Anne Marie is very ill. They have discovered that she has leukemia very seriously, and there's no hope. The doctors have told me that she will not live long. Every day I go with her to a clinic where they give her blood transfusions. We go and come back in a taxi because as you know I can't drive, and Anne Marie no longer has the strength to drive. She has no strength whatsoever. It is very tiring for her to get out of bed and to move about. In the space of a few days she has got much worse, a few weeks ago she didn't feel well but she still drove her car and went to the Institute. Now I can never leave her. When I go to give my lessons I call our neighbour Mrs Mortimer over.

Chantal, Anne Marie's daughter, is in New York and doesn't come very often.
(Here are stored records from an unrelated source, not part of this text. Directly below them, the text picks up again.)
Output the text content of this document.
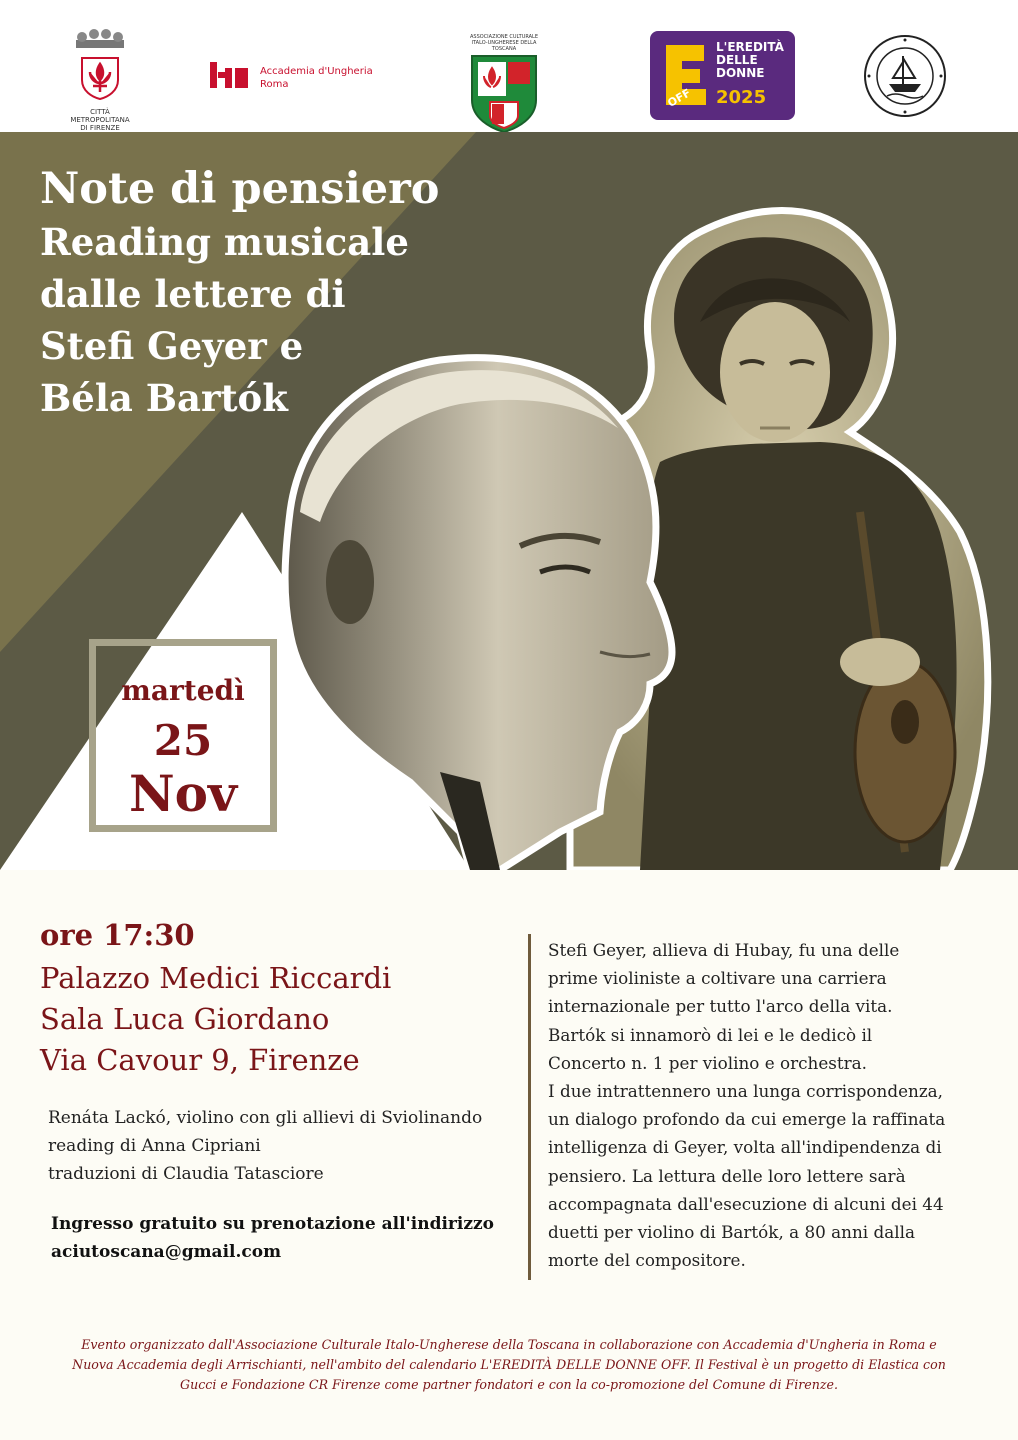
CITTÀ METROPOLITANA
DI FIRENZE
Accademia d'Ungheria
Roma
ASSOCIAZIONE CULTURALE
ITALO-UNGHERESE DELLA TOSCANA
OFF
L'EREDITÀ
DELLE
DONNE
2025
Note di pensiero
Reading musicale
dalle lettere di
Stefi Geyer e
Béla Bartók
martedì
25
Nov

ore 17:30

Palazzo Medici Riccardi
Sala Luca Giordano
Via Cavour 9, Firenze
Renáta Lackó, violino con gli allievi di Sviolinando
reading di Anna Cipriani
traduzioni di Claudia Tatasciore
Ingresso gratuito su prenotazione all'indirizzo
aciutoscana@gmail.com
Stefi Geyer, allieva di Hubay, fu una delle
prime violiniste a coltivare una carriera
internazionale per tutto l'arco della vita.
Bartók si innamorò di lei e le dedicò il
Concerto n. 1 per violino e orchestra.
I due intrattennero una lunga corrispondenza,
un dialogo profondo da cui emerge la raffinata
intelligenza di Geyer, volta all'indipendenza di
pensiero. La lettura delle loro lettere sarà
accompagnata dall'esecuzione di alcuni dei 44
duetti per violino di Bartók, a 80 anni dalla
morte del compositore.
Evento organizzato dall'Associazione Culturale Italo-Ungherese della Toscana in collaborazione con Accademia d'Ungheria in Roma e
Nuova Accademia degli Arrischianti, nell'ambito del calendario L'EREDITÀ DELLE DONNE OFF. Il Festival è un progetto di Elastica con
Gucci e Fondazione CR Firenze come partner fondatori e con la co-promozione del Comune di Firenze.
She can't because she would lose her job. She is a waitress in a restaurant. And she has the child too. Since she has known that her mother is ill she has come three times. She didn't bring the child with her. She says that the child is doing very well, that she is thriving much better than when she was with us. This hurt me, but Chantal is someone who can sometimes say cruel things without realizing it. She also told me that the child never mentions me. She stayed for a short time then left quickly. Apart from me and Mrs Mortimer, Anne Marie doesn't have anyone.

I think that Anne Marie has realized she is dying. I think she thinks about it all the time, but she never says what she is thinking. She is a woman who never says what she is thinking. I've become aware that in the two years we have been married, I have never once felt that she was telling me what she really thought.

Thank you for your letter, and thank you for buying back my famous house. I can't help but think you are buying it back because it was mine. I haven't had another house after that one. The house where I live now is profoundly alien to me, and it always has been. Perhaps because I've never thought of living in America for good.